Dentro de los enfoques de género (y en particular dentro de la teoría feminista) existen distintas líneas de trabajo. Entre las discusiones más salientes, podemos destacar la que se establece entre las perspectivas que postulan analíticamente y proponen políticamente la igualdad entre los sexos (los enfoques herederos de Simone de Beauvoir) y aquellas que enfatizan sus diferencias constitutivas (el feminismo de la diferencia, con representantes Sylviane Agacinski, Françoise Heritier o Luce Irigaray). Otros debates abarcan desde cuestiones vinculadas al modo de abordar estudios de género (desde los enfoques descriptivos centrados, por ejemplo, en visibilizar la historia de las mujeres, hasta los enfoques basados en lo relacional que afirman que no puede estudiarse un género en forma aislada, y, yendo más lejos, que muchas cuestiones vinculadas a la desigualdad entre varones y mujeres no pueden comprenderse estudiando solamente las construcciones de género sin tomar en cuenta otros clivajes), hasta cuestiones vinculadas a las implicancias y consecuencias políticas de los análisis (con posiciones que van desde la necesidad de tener como fin último la emancipación de las mujeres, hasta críticas profundas a la pretensión de universalizar el programa socialmente situado del feminismo, que en definitiva es una producción de la modernidad occidental), pasando, entre otras discusiones, por el interés actual dentro de los estudios de género en la cuestión de la capacidad de agenciamiento y las relaciones entre lo normativo y las experiencias concretas de los sujetos (con posturas que van desde aquellas que enfatizan el rol de lo normativo y dirigen hacia allí el análisis teórico y la práctica política, hasta aquellas que destacan las posibilidades de transformación que residen en la capacidad de agencia). De todos modos, todos los usos descriptivos, analíticos y políticos del concepto de género, han significado una ruptura con respecto a los núcleos de intereses y al modo de aproximación a objetos de estudio tal como se daban en las ciencias sociales antes de la aparición de esta perspectiva.

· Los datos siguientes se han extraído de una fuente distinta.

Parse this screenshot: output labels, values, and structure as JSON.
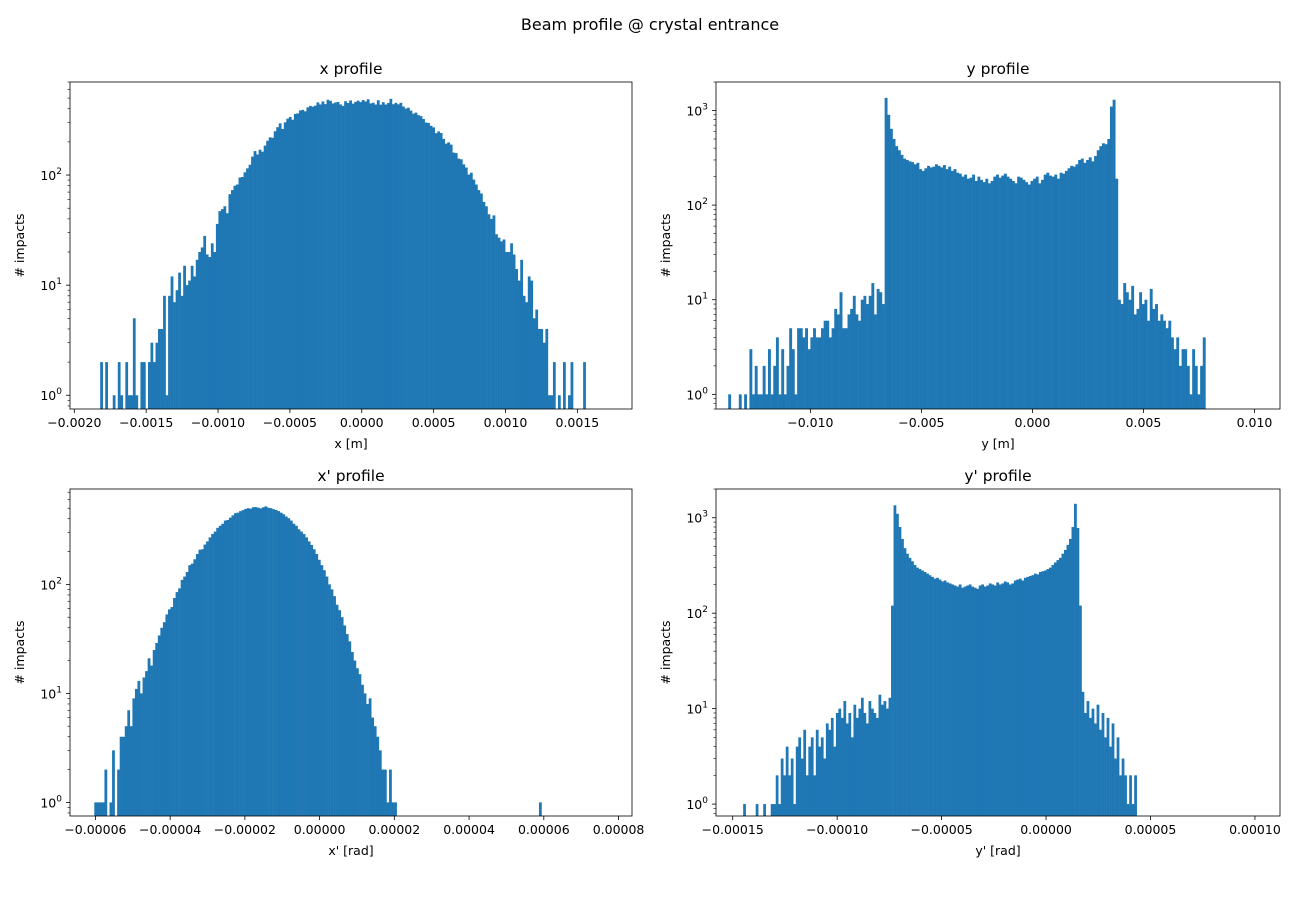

Debemos aclarar que, aunque en sus orígenes los estudios de género se ocupaban en realidad de investigaciones acerca de mujeres, la cuestión del género no se agota ahí: desde los `80 comienzan a realizarse estudios sobre la construcción de la masculinidad, entendida como una construcción cultural, histórica y social, que incluye diferentes modelos de masculinidades, condicionadas por la situación y el contexto de los sujetos (incluyendo la clase social, la etnia, la edad, la orientación sexual, la religión, la ocupación, etc.), y que están en constante cambio y son objeto de disputas (Scharagrodsky, 2007). Otro punto importante a aclarar es que la mirada del género no se agota en la consideración de la construcción social de la diferencia sexual entre varones y mujeres, sino que también abarca a las elecciones sexuales; en esta vertiente, interesa analizar, entre otras cuestiones, la construcción y los efectos de la heteronormatividad,
la diversidad GLTTB, o la capacidad disruptiva de lo queer. En los estudios sobre la construcción de la heterosexualidad obligatoria han sido centrales los aportes de Judith Butler (2001, 2005) quien ha construido una perspectiva teórica en donde problematiza la tradicional distinción entre sexo y género (distinción que se encuentra extendida en muchas definiciones del género, donde se entiende que éste es algo que se construye socialmente sobre la base de sexos definidos biológicamente), afirmando que, así como el género, el sexo (y específicamente el binarismo sexual) es una construcción socio-cultural y no una evidencia biológica.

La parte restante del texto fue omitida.